Nous perdons, de plus en plus tôt dans notre vie, notre capacité d’attention. Nous sommes très sollicités par une multitude d’informations venant de l’extérieur (Gsm, télé, radio, publicités,…), mais aussi les sollicitations venant de l’intérieur (nos pensées, nos ruminations, nos planifications, nos jugements…). Ainsi, lorsque notre mental vagabonde, nous amenant dans le passé ou vers le futur, nous perdons contact avec le présent. Ce moment où la vie se passe réellement.

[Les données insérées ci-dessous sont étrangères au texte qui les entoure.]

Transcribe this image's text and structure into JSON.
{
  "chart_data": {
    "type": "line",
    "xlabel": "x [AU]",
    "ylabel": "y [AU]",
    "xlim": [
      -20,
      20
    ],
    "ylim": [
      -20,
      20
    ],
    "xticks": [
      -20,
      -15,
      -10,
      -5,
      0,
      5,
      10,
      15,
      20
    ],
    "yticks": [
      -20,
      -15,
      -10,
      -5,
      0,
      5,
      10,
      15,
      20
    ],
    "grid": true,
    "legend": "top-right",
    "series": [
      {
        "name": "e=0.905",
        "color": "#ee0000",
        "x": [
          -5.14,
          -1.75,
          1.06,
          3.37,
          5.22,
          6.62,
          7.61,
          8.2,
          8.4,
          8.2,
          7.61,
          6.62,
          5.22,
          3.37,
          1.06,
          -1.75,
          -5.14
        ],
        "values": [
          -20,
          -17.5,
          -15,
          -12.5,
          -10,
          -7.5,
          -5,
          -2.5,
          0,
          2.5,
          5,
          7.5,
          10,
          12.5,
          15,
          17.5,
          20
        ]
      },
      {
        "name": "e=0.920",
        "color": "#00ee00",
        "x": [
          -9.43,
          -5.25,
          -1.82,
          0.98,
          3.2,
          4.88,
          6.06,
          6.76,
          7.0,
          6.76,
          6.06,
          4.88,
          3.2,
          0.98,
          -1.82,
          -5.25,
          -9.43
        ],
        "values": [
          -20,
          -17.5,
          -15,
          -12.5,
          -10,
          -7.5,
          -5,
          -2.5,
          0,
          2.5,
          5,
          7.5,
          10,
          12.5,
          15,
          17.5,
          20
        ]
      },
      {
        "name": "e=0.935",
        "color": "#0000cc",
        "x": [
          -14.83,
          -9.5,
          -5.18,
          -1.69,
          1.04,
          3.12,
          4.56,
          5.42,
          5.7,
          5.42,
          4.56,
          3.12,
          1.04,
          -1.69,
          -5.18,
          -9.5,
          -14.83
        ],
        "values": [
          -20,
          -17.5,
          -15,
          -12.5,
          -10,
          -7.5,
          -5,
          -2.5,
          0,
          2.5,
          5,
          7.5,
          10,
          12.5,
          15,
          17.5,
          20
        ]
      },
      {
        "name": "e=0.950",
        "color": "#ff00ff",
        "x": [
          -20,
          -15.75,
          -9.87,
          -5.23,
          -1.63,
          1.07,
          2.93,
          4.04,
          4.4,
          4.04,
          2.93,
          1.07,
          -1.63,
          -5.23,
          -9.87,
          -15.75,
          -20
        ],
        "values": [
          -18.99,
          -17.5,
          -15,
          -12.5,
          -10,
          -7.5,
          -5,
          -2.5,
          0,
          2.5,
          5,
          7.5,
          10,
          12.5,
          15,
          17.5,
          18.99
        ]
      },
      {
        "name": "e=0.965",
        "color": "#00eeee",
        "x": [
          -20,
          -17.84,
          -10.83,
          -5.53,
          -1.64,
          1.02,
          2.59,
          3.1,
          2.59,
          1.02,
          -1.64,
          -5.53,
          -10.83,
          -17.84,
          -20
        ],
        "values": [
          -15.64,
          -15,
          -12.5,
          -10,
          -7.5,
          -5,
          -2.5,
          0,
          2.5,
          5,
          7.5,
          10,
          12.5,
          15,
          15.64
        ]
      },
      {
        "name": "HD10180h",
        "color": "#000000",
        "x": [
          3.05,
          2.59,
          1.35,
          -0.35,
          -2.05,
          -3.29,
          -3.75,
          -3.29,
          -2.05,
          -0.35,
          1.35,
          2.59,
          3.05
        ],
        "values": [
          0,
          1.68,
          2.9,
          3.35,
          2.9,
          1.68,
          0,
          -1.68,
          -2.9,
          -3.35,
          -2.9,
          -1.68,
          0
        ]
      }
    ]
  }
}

Par exemple, lorsqu’un apprenant perd sa motivation à étudier en justifiant que le monde est « foutu » et que ça ne vaut pas la peine de faire des efforts, ses pensées sont en train de lui balader vers le futur, il est noyé par les peurs diffusées et alimentées par les médias, il fait de suppositions et croit en celles-ci. Il a perdu contact avec le moment présent.

Lorsqu’un apprenant vit des choses difficiles à l’école ou en dehors de celle-ci, son cerveau émotionnel est « saturé » et cela l’empêche de raisonner, d’être concentré, d’être motivé… encore une fois, il a perdu contact avec le moment présent.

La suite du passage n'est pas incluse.